This also depends a lot on what you actually need. As other answerers have pointed out, first of all you need to specify what linear algebra is all about. I define linear algebra as the study of finite dimensional vector spaces and their linear transformations, in particular it contains most of matrix theory.
As has been pointed out by many, many natural questions in linear algebra have been solved for many years. Classifications are often easy and can be explained in a few lectures - in particular the Jordan normal form, diagonalisability, perturbation theory are more or less completely understood. Furthermore, it is easy to construct an example and examine it with a computer (most of computers are good at is linear algebra). In this sense, the field has been "solved", because if we have a specific linear map, we can answer just about any question we have about it. The problems begin once we have infinitely many matrices.
However, when you want to apply linear algebra to other fields, the picture is very different. Most of the questions I encounter are hard and their solutions are difficult. Given a certain set of matrices that crops up in some physics problem, can I bound the second largest singular value? This might be very hard. Many fields in applied mathematics suffer from this problem - one very prominent example is signal reconstruction (compressed sensing was only discovered recently. Many questions in this field are answered using random matrix theory - but from what I gather that is only because linear algebra is not developed enough to deal with their questions).
A bit more concretely:
Consider for example the following very natural question:
Given two Hermitian matrices $A$ and $B$ with given spectrum. What are the possibilities for the spectrum of $A+B$?
This is known as Horn's problem and was only solved in this century (see also this MO question). It also took some of the smartest mathematicians to finally solve the problem.
Also consider the following problem:
Define a Hadamard matrix as a square $n\times n$ matrix with entries only $\{\pm 1\}$ and mutually orthogonal rows. In what dimensions does such a matrix exist?
Hadamard matrices have been studied for centuries - yet this question is still not completely solved. The problem may seem artificial at first, but it would have many interesting applications in information theory.

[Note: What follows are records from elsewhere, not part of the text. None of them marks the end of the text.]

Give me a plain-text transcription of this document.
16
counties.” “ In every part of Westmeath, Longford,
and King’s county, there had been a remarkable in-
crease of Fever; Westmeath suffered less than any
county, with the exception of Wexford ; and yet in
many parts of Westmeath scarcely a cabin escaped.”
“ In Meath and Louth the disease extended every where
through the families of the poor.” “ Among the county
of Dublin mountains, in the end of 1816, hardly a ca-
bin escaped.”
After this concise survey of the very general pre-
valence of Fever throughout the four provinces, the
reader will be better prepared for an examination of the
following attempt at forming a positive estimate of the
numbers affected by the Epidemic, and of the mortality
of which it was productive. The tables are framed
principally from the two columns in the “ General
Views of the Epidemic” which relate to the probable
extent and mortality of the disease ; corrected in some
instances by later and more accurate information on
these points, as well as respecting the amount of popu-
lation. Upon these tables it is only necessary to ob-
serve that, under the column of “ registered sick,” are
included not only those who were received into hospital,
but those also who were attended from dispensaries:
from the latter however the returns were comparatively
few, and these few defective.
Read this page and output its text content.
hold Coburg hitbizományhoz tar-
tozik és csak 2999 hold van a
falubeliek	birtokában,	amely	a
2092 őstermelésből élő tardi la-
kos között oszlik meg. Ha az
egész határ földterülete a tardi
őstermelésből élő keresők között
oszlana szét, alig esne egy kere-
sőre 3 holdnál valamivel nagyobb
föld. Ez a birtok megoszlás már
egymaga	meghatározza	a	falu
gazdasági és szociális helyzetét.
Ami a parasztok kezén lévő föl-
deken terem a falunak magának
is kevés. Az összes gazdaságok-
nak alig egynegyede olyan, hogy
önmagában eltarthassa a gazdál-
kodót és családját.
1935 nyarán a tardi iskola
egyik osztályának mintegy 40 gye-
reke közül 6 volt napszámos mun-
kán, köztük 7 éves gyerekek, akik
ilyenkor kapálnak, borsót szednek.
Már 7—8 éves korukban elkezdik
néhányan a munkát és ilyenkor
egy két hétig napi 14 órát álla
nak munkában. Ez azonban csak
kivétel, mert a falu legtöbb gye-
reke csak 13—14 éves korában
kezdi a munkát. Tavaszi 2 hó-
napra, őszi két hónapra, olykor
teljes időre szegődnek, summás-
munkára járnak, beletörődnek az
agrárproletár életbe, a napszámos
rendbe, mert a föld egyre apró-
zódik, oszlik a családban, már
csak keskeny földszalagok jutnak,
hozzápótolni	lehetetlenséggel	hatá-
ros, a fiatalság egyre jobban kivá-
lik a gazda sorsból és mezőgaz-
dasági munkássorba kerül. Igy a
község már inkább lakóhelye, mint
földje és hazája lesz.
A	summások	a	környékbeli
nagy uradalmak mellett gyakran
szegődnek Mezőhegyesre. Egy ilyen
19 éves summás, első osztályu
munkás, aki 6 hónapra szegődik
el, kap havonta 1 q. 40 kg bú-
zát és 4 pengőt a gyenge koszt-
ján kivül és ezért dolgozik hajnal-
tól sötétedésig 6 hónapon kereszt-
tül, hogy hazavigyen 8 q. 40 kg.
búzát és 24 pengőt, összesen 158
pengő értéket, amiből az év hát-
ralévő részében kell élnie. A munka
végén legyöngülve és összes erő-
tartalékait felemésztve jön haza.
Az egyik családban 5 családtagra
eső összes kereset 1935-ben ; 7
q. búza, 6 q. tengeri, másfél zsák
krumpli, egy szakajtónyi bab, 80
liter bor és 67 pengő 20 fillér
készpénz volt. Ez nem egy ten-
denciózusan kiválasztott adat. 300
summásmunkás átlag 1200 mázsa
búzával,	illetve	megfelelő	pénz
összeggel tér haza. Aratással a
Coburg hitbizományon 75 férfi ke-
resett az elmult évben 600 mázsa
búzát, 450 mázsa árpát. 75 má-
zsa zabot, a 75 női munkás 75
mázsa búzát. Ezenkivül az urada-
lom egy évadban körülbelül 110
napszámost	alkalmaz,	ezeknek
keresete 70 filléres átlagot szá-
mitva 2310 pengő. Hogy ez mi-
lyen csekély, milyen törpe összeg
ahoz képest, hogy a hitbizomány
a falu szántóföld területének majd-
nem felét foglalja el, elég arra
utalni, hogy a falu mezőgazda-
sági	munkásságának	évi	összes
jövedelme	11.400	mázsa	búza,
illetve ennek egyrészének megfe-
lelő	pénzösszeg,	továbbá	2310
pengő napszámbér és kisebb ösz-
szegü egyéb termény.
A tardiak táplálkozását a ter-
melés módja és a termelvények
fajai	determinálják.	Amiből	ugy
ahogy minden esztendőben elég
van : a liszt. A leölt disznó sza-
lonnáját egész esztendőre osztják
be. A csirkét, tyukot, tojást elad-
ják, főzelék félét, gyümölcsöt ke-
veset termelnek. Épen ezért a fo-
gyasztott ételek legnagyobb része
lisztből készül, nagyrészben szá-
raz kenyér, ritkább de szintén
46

Here is a list of many open problems in matrix theory - many of which a lot of smart people have worked on: Open problems in matrix theory
It gets even worse if you also consider tensor products. While you could say that this is in principle "multilinear algebra", it can also be considered as a subset of matrix theory and would ordinarily be taught in linear algebra courses. Tensor products and questions such as the tensor rank are notoriously difficult - even computation only gets you so far as many problems are NP-complete or even undecidable in total (but might be very much decidable for interesting subclasses).
Another branch of mathematics that I would consider linear algbra concerns linear maps between matrices. Since $n\times n$ matrices are themselves a vector space, such maps can also be represented as matrices. This class is particularly important for quantum mechanics and contains a lot of hard questions.
Nevertheless, I do agree that we probably understand much more about linear algebra and we have a much wider variety of tools avaliable than in all other areas of mathematics.